The trend towards more functionally oriented annotation schemes is also reflected
in the extension of constituency-based schemes with annotation of grammatical 
functions. Cases in point are SUSANNE (Sampson \cite{sam95}), which is a development
of the Lancaster annotation scheme mentioned above, and Penn Treebank II 
(Marcus et al.\ \cite{mar94}), which adds functional tags to the original 
phrase structure annotation. One of the most interesting examples in this 
respect is the annotation scheme adopted in the TIGER Treebank of German
(Brants and Hansen \cite{bra02}), developed from the earlier NEGRA 
treebank and annotation scheme, which integrates the annotation of 
constituency and dependency in a graph where node labels represent phrasal 
categories while edge labels represent syntactic functions. 

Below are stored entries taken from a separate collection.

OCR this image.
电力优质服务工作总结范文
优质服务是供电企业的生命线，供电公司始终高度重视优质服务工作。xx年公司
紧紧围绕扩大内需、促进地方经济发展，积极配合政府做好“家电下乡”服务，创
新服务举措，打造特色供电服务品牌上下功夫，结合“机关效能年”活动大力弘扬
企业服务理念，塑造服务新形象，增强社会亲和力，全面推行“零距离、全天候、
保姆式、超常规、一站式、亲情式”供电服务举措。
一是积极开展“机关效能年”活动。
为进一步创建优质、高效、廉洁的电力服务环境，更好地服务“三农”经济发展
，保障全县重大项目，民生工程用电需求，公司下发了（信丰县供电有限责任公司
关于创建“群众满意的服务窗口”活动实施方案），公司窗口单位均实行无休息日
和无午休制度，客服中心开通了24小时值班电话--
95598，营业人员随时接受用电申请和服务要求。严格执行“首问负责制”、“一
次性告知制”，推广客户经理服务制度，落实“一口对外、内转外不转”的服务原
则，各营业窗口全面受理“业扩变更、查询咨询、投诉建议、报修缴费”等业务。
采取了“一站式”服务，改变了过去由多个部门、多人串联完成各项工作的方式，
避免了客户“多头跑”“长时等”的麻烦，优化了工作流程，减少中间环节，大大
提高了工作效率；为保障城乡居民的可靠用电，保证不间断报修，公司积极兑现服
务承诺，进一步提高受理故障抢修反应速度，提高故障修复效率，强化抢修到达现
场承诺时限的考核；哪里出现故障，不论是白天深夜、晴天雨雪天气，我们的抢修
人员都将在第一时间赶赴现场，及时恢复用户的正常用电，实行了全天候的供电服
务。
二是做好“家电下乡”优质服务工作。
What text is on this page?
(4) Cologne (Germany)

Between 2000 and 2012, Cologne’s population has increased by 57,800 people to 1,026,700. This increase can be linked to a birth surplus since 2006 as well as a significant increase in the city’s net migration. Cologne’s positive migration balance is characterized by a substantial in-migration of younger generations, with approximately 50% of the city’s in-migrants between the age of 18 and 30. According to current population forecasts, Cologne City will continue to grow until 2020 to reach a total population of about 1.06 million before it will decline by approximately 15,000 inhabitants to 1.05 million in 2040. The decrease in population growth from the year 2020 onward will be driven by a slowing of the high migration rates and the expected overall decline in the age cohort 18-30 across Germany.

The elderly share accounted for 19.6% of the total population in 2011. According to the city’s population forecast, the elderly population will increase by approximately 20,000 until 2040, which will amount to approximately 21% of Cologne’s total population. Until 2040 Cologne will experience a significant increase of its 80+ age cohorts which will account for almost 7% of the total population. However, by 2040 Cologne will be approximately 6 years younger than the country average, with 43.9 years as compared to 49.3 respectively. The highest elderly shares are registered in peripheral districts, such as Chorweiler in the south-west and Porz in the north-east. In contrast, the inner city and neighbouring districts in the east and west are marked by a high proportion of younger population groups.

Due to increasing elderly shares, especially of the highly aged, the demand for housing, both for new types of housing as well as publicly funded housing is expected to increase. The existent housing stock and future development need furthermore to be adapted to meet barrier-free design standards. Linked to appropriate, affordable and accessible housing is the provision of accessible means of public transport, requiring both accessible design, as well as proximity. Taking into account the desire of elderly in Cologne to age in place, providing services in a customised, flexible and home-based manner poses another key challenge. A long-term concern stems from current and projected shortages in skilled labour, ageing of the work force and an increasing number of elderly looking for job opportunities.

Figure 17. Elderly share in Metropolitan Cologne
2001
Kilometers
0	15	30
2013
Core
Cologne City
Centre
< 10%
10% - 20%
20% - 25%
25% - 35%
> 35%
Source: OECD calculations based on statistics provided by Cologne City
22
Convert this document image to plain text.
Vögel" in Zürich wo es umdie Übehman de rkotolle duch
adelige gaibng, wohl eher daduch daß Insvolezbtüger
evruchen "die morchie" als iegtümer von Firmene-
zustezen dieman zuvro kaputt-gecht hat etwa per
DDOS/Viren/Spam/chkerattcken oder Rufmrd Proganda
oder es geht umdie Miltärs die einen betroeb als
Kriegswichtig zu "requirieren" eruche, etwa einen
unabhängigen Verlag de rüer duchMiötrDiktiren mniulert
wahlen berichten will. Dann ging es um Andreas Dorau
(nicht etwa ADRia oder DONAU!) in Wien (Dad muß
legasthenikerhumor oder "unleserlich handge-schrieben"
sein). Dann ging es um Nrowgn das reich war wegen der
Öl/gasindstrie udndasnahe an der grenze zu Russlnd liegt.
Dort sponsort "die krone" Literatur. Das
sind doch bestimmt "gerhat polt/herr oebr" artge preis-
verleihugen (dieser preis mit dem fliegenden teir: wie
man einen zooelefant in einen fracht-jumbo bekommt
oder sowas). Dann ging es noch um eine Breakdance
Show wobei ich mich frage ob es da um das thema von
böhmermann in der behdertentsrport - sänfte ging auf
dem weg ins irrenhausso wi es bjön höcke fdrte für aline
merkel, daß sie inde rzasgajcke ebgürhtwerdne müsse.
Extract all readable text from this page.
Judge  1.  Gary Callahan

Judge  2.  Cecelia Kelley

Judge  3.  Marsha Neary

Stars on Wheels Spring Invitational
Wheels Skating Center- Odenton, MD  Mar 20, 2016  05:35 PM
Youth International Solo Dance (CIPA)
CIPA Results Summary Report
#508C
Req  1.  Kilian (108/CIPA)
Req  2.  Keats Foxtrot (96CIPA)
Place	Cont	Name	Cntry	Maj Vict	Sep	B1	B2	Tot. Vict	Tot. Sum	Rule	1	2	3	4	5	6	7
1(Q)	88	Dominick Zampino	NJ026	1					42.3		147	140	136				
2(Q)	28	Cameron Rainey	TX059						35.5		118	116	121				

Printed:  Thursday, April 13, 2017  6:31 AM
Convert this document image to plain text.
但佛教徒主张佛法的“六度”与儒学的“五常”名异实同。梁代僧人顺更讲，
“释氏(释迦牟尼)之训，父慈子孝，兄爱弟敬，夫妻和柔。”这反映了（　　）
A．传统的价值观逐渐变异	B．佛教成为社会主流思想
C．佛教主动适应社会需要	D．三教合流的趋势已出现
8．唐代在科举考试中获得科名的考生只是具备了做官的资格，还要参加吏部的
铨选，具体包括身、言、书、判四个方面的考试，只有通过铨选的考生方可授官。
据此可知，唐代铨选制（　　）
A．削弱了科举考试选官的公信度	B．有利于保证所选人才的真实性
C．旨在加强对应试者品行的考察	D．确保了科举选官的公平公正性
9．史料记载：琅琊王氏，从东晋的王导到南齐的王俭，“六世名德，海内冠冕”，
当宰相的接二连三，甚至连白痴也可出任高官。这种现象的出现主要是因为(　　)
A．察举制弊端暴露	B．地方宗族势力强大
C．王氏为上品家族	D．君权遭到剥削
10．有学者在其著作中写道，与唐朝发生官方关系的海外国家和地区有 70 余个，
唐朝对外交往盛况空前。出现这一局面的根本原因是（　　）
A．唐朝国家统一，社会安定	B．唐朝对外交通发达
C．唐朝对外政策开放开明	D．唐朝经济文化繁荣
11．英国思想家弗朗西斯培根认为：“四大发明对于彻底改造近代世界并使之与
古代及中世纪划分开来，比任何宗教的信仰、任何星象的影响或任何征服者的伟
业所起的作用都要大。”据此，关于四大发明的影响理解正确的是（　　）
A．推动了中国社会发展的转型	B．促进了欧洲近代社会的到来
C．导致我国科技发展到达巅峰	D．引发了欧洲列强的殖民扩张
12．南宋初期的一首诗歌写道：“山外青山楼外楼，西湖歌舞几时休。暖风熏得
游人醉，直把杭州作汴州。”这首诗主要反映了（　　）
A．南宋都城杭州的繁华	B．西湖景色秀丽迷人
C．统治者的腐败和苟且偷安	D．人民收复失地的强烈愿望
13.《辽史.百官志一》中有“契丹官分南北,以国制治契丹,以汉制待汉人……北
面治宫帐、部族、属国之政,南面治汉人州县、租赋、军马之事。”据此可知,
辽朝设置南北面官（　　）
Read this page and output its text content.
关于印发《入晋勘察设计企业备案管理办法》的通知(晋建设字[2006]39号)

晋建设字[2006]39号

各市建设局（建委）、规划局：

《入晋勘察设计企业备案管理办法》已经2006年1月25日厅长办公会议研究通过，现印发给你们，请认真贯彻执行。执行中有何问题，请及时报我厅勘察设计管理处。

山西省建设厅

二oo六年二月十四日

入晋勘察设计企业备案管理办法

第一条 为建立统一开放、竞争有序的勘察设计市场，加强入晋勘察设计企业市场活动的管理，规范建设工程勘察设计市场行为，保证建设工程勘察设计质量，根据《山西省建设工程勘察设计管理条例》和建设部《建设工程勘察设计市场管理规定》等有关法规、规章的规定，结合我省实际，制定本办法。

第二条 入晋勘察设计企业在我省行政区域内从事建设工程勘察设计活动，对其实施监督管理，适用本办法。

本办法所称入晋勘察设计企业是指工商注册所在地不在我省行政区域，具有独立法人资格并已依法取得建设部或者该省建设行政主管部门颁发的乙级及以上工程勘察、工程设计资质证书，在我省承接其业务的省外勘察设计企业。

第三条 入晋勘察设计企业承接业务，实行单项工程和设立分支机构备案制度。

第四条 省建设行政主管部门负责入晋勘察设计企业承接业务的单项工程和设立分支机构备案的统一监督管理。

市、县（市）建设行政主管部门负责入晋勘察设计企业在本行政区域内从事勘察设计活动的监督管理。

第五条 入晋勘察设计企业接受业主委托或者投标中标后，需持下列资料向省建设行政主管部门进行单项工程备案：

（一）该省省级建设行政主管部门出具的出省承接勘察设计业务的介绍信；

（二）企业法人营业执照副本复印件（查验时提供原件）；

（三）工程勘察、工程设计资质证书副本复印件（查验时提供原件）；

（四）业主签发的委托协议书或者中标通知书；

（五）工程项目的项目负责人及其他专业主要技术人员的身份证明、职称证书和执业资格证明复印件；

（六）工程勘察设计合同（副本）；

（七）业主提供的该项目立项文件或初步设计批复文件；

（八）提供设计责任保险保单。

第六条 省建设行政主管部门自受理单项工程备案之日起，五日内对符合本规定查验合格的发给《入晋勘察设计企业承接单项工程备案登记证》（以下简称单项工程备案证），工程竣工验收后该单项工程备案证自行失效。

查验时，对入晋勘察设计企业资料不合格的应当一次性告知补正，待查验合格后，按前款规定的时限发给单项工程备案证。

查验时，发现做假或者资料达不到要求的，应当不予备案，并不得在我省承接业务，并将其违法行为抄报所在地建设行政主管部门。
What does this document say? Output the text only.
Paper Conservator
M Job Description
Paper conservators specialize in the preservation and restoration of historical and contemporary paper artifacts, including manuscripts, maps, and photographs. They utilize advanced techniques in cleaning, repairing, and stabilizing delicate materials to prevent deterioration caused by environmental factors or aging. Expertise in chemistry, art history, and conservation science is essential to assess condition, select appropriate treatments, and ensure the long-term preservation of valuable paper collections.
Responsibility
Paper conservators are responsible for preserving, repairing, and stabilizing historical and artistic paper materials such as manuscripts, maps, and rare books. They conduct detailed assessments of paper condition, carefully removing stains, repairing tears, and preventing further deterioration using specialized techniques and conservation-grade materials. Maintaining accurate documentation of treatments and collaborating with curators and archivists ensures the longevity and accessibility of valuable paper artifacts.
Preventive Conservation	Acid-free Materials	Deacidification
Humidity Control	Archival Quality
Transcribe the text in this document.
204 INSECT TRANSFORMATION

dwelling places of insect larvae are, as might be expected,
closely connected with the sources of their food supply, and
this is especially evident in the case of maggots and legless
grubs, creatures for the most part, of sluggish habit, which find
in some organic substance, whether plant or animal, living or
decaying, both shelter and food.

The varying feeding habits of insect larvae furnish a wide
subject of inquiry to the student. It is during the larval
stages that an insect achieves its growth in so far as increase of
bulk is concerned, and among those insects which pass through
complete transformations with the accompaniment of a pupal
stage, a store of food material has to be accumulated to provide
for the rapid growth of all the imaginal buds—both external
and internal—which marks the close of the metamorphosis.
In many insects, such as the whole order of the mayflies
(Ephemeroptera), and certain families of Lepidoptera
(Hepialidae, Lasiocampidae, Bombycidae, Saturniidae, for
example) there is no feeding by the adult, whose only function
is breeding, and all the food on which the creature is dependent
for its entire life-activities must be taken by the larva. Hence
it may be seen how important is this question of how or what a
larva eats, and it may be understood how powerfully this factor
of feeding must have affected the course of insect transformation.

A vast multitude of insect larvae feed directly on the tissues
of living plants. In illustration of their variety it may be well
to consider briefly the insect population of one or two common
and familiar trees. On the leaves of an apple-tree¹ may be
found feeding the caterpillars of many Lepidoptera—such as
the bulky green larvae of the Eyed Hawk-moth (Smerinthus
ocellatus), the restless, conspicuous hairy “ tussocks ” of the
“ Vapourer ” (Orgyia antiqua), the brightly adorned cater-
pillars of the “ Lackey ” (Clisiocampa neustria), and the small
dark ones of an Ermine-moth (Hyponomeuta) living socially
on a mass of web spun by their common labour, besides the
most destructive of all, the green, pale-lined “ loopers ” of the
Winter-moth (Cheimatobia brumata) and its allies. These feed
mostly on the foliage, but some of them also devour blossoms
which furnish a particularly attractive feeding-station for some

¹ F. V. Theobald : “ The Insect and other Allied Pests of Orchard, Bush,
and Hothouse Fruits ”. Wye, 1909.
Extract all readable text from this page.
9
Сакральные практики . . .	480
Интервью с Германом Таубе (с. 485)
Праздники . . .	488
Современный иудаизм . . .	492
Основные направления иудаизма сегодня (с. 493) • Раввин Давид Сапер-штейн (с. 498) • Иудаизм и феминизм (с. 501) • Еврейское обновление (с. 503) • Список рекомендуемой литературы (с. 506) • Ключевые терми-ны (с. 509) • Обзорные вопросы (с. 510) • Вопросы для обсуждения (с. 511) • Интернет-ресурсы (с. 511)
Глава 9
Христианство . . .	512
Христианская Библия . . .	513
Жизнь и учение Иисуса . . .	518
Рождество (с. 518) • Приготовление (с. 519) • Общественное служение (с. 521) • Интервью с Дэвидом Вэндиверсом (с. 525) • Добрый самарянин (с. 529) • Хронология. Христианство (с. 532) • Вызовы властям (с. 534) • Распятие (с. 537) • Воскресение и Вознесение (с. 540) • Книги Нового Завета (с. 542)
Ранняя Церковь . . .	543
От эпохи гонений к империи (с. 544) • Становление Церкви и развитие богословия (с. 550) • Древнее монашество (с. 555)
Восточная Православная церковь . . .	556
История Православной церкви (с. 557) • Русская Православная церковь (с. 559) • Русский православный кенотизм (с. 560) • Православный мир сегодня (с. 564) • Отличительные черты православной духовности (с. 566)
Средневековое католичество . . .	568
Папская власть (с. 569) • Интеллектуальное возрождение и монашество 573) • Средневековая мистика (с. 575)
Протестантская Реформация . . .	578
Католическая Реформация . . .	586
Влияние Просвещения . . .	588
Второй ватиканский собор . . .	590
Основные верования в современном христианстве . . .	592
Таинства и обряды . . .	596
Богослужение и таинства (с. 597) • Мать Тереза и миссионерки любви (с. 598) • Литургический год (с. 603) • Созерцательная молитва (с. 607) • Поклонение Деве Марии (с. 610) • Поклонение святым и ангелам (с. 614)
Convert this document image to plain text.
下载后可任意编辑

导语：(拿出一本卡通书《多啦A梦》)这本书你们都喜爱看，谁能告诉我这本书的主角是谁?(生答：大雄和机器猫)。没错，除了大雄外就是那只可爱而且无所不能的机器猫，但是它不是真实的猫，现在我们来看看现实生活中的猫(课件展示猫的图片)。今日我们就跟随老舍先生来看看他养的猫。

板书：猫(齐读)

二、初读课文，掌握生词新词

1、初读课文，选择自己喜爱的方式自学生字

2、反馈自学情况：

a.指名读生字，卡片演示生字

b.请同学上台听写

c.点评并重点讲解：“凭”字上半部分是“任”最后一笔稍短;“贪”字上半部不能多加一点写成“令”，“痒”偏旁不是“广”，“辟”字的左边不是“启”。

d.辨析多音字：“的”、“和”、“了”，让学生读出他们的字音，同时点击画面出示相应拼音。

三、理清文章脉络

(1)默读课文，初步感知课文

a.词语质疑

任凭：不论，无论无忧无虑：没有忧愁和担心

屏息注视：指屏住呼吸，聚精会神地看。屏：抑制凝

The third kind of annotation scheme that is found in available treebanks 
is the kind that adheres to a specific linguistic theory and uses representations
from that theory to annotate sentences. Thus, HPSG has been used as the basis for
treebanks of Bulgarian (Simov et al.\ \cite{sim02}) and Polish (Marciniak et 
al.\ \cite{mar00}), and the Prague Dependency Treebank mentioned earlier is 
based on the theory of Functional Generative Description (Sgall et al.\ \cite{sga86}).
There has also been work done on automatic f-structure annotation in the theoretical
framework of LFG (see, e.g., Sadler et al.\ \cite{sad00}).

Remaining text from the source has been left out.